President: But I want to do whatever is needed to secure the American evacuation. George, would you review the plan for us?

Brown: The first stage we are in now. In the second stage we would send two companies in just to keep order. If we lost the airfield we would go to helos. We have two landing zones—one at old MACV compound and one at the Embassy. We can put about six helos down at once. We would put 1100 Marines in with the first wave. The helos would come in and evacuate the 1100 people in an hour and 15 minutes. Then they would go back for the Marines.

President: Then the total is about 2½ hours.

Kissinger: Graham [Martin] said he had a deal with the airborne commander and he would keep order.

President: How about the typhoon?

Kissinger: There is no danger now.

President: I think these orders to Martin will get us within the 1100 required.

Clements: How many Vietnamese are we talking about?

Kissinger: We don’t know.

Colby: I think we should move a soon as possible for the high-risk people.

[Page 901]

Kissinger: We told him yesterday and today to get moving on the high-risk people.

Brown: I think we should keep mixing the loads—Americans and Vietnamese—so we don’t get criticized for leaving American personnel there as hostages.
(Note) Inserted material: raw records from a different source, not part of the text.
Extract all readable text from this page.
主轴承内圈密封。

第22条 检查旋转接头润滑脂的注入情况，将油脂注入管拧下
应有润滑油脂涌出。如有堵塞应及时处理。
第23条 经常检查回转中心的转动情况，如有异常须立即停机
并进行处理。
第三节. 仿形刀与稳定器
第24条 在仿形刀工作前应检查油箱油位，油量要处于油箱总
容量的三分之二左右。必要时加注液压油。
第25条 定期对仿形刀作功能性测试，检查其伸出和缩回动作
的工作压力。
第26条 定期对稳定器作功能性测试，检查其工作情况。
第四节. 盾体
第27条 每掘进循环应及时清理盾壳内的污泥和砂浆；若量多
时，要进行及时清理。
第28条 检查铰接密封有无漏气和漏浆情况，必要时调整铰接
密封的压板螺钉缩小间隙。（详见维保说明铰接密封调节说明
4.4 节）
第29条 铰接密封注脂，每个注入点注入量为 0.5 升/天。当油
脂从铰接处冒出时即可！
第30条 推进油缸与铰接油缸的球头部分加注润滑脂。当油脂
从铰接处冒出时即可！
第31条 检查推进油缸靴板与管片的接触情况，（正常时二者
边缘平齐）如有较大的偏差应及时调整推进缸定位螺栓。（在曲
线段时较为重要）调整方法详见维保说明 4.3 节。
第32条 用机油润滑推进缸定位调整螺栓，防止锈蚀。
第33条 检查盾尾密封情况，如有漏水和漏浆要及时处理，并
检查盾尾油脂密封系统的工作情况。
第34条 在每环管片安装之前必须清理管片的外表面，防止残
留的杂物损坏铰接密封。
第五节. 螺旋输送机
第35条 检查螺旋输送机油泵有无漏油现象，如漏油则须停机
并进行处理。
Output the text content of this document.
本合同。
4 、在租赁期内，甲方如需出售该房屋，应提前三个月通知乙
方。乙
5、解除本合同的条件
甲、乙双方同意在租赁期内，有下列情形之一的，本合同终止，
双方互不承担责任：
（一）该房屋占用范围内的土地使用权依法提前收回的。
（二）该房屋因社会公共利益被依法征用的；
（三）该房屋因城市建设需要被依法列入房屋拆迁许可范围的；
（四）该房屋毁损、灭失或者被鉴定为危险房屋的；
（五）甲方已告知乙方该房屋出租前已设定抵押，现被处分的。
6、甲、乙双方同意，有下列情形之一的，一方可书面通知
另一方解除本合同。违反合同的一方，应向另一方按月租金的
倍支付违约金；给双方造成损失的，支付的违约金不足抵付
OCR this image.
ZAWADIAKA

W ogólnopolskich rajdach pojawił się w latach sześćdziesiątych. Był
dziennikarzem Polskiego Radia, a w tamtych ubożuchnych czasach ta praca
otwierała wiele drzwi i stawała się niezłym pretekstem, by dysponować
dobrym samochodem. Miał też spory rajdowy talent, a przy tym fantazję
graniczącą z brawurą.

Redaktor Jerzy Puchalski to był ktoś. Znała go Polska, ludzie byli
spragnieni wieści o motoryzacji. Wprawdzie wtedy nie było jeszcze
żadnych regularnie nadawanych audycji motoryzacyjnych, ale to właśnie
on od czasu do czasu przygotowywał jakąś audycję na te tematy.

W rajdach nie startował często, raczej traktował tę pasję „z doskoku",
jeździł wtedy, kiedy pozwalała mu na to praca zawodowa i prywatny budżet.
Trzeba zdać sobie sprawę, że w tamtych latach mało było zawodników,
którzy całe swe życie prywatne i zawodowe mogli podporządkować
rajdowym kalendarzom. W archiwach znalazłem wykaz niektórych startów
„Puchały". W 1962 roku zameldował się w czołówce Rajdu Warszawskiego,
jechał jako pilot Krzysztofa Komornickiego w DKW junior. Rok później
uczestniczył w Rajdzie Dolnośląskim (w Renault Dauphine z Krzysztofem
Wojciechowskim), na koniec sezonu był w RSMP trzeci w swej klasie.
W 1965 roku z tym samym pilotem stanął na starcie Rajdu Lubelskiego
Schlesinger: Henry’s message is a source of reassurance, but there are some sources of concern. Their control might be limited; there are reports of sappers going in; and reports of attempts to stir up unrest; and there are some risks of attempts to go after Americans. In light of Henry’s message, that appears manageable. A more difficult problem is population control, especially in conditions where they might have to fire on Vietnamese. You know we have favored going down to minimum levels. We should consider what we do if Americans are held hostage. We could say no ships will go into Hanoi until the hostages are released. So we should reduce as low as possible.

Colby: We have some people who are prisoners now.

Schlesinger: Just missionaries.

Colby: No. Also some advisors.

President: I understand the risk. It is mine and I am doing it. But let’s make sure we carry out the orders.

Vice President: You can’t insure the interests of America without risks.

President: With God’s help.

Vice President: It takes real courage to do what is right in these conditions.

  1. Source: Ford Library, National Security Adviser, NSC Meeting File, 1974–1977, Box 1, Chronological File. Secret. The meeting was held in the White House Cabinet Room. Brackets are in the original.
  2. See Document 196.
  3. See Document 257.
  4. April 27.
  5. Text of the oral note, undated, attached but not printed. The communication urged the Soviets to “use its good offices to achieve a temporary halt to the fighting” so interested parties could discuss a settlement to the Vietnam dispute. According to backchannel message WH50755 to Martin, April 23, Kissinger handed the note to Dobrynin on April 18. (Ford Library, National Security Adviser, Backchannel Messages, Box 3, Martin Channel, April 1975, Outgoing, 3)
  6. Text of the Soviet response attached but not printed. In the message, the Soviets assured the United States that the North Vietnamese would not interfere with the U.S. evacuation; it also asserted that the DRV “do not intend to damage the prestige of the United States.” A handwritten notation at the top of the page reads: “Delivered to the Secretary at State Dept. 4:00 p.m., April 24, 1975.”